4/12/2017

J.C. Chandor's 'Triple Frontier' Dead As Paramount, Tom Hardy, & Channing Tatum Exit


One of the longest-developing adult-themed thrillers of the last few years is basically dead tonight. Triple Frontier, the border zone film from J.C. Chandor that once had Kathryn Bigelow attached has lost both of its stars, Tom Hardy and Channing Tatum. Okay, that's survivable. But they also lost its studio as Paramount Pictures has dropped out. Not survivable.

Deadline has the news, and basically it sounds like this movie is a victim of Paramount's dire financial shape. The studio has been getting kicked around for a couple of years now with a series of high-profile and very expensive flops and disappointments. Obviously Ghost in the Shell is the most recent with a loss of $60M or more being projected, but there's also Ben-Hur, Monster Trucks (remember they tried to get in front of that one), Star Trek Beyond, Teenage Mutant Ninja Turtles: Out of the Shadows, Jack Reacher 2, and Zoolander 2. Oof. This is also why you hear so little about some of the big projects that should have been no-brainers, like World War Z 2 which can't get off the ground even with Brad Pitt and David Fincher attached. And Martin Scorsese's The Irishman, which Paramount owns the rights to but is being distributed by Netflix.  Basically, Paramount is on lock down.

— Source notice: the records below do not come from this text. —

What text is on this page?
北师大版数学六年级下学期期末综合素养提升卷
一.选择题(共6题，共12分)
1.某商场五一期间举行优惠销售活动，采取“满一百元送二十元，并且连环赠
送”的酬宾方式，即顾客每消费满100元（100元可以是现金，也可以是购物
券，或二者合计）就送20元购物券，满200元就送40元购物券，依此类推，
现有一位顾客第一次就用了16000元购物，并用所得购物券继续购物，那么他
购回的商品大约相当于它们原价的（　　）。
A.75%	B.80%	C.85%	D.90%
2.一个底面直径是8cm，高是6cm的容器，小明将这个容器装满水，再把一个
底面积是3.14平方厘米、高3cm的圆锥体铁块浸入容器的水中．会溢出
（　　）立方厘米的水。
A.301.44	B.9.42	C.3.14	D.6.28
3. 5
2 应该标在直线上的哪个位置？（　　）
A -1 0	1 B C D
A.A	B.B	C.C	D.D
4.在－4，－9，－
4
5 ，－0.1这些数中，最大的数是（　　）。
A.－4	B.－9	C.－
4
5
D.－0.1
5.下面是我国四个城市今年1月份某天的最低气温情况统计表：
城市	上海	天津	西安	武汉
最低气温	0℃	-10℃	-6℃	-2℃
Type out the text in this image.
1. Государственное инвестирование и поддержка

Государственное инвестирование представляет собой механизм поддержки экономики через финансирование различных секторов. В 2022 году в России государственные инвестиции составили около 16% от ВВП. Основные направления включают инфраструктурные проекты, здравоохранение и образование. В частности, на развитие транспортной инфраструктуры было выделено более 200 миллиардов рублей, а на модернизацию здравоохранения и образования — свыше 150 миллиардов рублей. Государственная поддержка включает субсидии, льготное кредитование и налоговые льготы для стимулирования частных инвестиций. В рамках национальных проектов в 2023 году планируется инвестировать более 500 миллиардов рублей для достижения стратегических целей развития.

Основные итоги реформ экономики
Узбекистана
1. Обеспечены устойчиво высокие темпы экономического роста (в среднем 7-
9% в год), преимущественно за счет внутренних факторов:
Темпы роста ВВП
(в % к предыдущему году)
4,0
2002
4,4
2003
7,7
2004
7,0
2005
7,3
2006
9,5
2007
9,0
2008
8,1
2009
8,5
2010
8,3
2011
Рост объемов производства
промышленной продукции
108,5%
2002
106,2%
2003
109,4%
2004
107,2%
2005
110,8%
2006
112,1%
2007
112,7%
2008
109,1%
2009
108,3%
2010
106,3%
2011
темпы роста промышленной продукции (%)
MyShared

Apparently there were also creative problems that drove the nail a bit further into the film's coffin.

I had heard earlier that Chandor turned in a rewrite that Tatum and Hardy didn’t love, and they were teetering. Sources said that for Paramount, this project was being done on a tight schedule and for a price, and that once creative differences imperiled that goal and requests were made for more extensive changes — I’ve heard those requests came from Hardy

It's possible Triple Frontier ends up elsewhere, but at this point it seems dead in the water and that's a shame. There aren't a ton of adult-skewing movies like this around anymore, but they are also incredibly tough to market. Maybe someone like Netflix or Amazon can swoop in to the rescue.